Friday, August 16, 2019

Booknotes: Star Spangled Scandal

New Arrival:
Star Spangled Scandal: Sex, Murder, and the Trial that Changed America by Chris DeRose (Regnery History, 2019).

New York Congressman and Civil War major general Daniel E. Sickles is famous/infamous for two things: (1) his murder of his wife's lover and consequent acquittal using the then novel plea of not guilty by reason of temporary insanity, and (2) his unauthorized rearrangement of the Union far left flank on Day 2 of Gettysburg that resulted in his own corps and parts of the rest of the army being chewed to pieces. Much has been written about the the latter (that's an understatement), but those interested in the topic would be well-advised to pick up a copy of James Hessler's Sickles at Gettysburg: The Controversial Civil War General Who Committed Murder, Abandoned Little Round Top, and Declared Himself the Hero of Gettysburg (2009) or the more recent book Gettysburg’s Peach Orchard: Longstreet, Sickles, and the Bloody Fight for the “Commanding Ground” Along the Emmitsburg Road that Hessler co-authored with Britt Isenberg (2019). The latest reexamination of Congressman Sickles's shooting of Philip Barton Key and the subsequent murder trial is Chris DeRose's Star Spangled Scandal: Sex, Murder, and the Trial that Changed America.

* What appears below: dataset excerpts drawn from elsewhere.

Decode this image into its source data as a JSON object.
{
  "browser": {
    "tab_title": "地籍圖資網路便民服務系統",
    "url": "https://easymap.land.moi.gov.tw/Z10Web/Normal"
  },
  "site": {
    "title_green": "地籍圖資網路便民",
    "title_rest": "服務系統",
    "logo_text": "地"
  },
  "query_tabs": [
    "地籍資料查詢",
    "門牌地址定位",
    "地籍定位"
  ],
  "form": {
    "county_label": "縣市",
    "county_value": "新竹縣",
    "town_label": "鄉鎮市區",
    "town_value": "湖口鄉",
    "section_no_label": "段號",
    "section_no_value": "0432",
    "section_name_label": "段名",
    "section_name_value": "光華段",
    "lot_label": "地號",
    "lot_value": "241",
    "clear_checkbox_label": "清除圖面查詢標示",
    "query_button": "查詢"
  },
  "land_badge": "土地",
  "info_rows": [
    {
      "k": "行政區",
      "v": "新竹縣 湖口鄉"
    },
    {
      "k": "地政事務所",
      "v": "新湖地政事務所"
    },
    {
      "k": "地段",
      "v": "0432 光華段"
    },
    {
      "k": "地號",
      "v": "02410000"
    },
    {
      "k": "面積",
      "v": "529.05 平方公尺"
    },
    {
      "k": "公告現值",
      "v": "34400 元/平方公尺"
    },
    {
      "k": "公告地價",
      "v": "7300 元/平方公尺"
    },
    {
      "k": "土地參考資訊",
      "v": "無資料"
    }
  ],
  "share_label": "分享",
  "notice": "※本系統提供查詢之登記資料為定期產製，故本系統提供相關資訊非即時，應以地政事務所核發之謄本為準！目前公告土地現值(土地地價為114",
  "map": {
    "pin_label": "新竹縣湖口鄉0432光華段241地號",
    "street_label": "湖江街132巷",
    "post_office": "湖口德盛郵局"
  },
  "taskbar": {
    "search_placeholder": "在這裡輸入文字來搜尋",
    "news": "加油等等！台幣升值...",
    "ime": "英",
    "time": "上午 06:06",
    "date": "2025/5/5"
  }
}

From the description: "It is two years before the Civil War, and Congressman Daniel Sickles and his lovely wife Teresa are popular fixtures in Washington, D.C. society. Their house sits on Lafayette Square across from White House grounds, and the president himself is godfather to the Sickles’ six-year-old daughter. Because Congressman Sickles is frequently out of town, he trusts his friend, U.S. Attorney Philip Barton Key—son of Francis Scott Key—to escort the beautiful Mrs. Sickles to parties in his absence. Revelers in D.C. are accustomed to the sight of the congressman’s wife with the tall, Apollo-like Philip Barton Key, who is considered “the handsomest man in all Washington society… foremost among the popular men of the capital.” Then one day an anonymous note sets into motion a tragic course of events that culminates in a shocking murder in broad daylight in Lafayette Square."

More: Author DeRose "uses diary entries, letters, newspaper accounts, and eyewitness testimonies to bring the characters to thrilling life in this antebellum true crime history" of events that "sparked a national debate on madness, male honor, female virtue, fidelity, and the rule of law."